Moreover, the Fed might have a hard time standing pat if prices rise because officials initially misjudged price run-ups in 2021 as “transitory.” Once price pressures spread, the Fed raised rates aggressively to make sure companies and workers wouldn’t expect high prices to be the new norm. “It’s legitimate to worry that if you get a second round of inflation so soon after the first one, it’s going to be much harder,” said Posen.

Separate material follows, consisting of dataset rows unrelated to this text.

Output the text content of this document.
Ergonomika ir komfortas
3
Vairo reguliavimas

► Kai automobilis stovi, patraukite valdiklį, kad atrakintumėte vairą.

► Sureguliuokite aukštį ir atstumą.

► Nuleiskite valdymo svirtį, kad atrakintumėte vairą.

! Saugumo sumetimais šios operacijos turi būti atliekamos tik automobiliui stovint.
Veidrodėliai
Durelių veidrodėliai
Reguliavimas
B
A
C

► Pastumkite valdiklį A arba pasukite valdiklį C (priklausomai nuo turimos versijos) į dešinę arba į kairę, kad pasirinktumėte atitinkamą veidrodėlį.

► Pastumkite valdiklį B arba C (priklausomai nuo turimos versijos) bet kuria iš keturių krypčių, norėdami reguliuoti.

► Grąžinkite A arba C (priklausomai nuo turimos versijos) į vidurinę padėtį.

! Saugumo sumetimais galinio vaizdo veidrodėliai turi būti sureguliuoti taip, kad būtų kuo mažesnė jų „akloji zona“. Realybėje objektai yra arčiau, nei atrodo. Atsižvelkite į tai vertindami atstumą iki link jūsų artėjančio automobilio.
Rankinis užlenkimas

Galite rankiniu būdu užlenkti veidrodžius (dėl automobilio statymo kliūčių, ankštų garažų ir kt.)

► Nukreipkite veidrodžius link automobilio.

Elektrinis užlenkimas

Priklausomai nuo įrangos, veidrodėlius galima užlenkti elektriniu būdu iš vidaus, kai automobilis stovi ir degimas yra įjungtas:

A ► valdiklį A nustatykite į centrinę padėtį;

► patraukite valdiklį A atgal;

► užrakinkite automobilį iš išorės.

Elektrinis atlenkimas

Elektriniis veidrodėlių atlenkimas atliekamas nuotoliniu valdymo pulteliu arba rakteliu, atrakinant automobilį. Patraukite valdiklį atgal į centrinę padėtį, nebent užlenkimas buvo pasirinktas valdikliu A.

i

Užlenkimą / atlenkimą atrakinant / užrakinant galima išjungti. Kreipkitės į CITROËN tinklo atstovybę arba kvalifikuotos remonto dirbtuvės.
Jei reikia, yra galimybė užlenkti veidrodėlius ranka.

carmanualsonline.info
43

Rising budget deficits pose a final source of concern. Some analysts fear a growing list of spending and tax-cutting promises from both candidates will lead deficits to rise because politicians will underestimate their price tag. Economists say the country would be better off if budget deficits were lower and the Fed was able to reduce interest rates further.
The Committee for a Responsible Federal Budget, a group that advocates for deficit reduction, estimates Harris would add around $3.5 trillion to the deficit over the coming decade, while Trump would add $7.5 trillion.
For Trump, the combination of higher deficits and inflation-stoking immigration and tariff policies threaten to set off a chain reaction in the bond market, whereby investors demand higher yields for the risk of holding Treasury securities.
“If he starts to get into those battles with the Fed, if countries start to retaliate, at what point do markets get really edgy?” said Robert Zoellick, a former World Bank president and a top trade and State Department official for George W. Bush. “It could set off some economic explosions. Once you start to unleash these forces, things can escalate quite dramatically and quite quickly.”
Ohio Sen. JD Vance, Trump’s running mate, said he had some concern about how global bond investors would respond to a second Trump term. “Do the bond markets, do the international investors…do they try to take down the Trump presidency by spiking bond rates?” Vance said in an interview with conservative political commentator Tucker Carlson last month.
He highlighted how bond-market turmoil in the U.K. two years ago prompted the resignation of former Prime Minister Liz Truss. “Interest rates shot through the roof,” he said, “and took down her government in a matter of days.”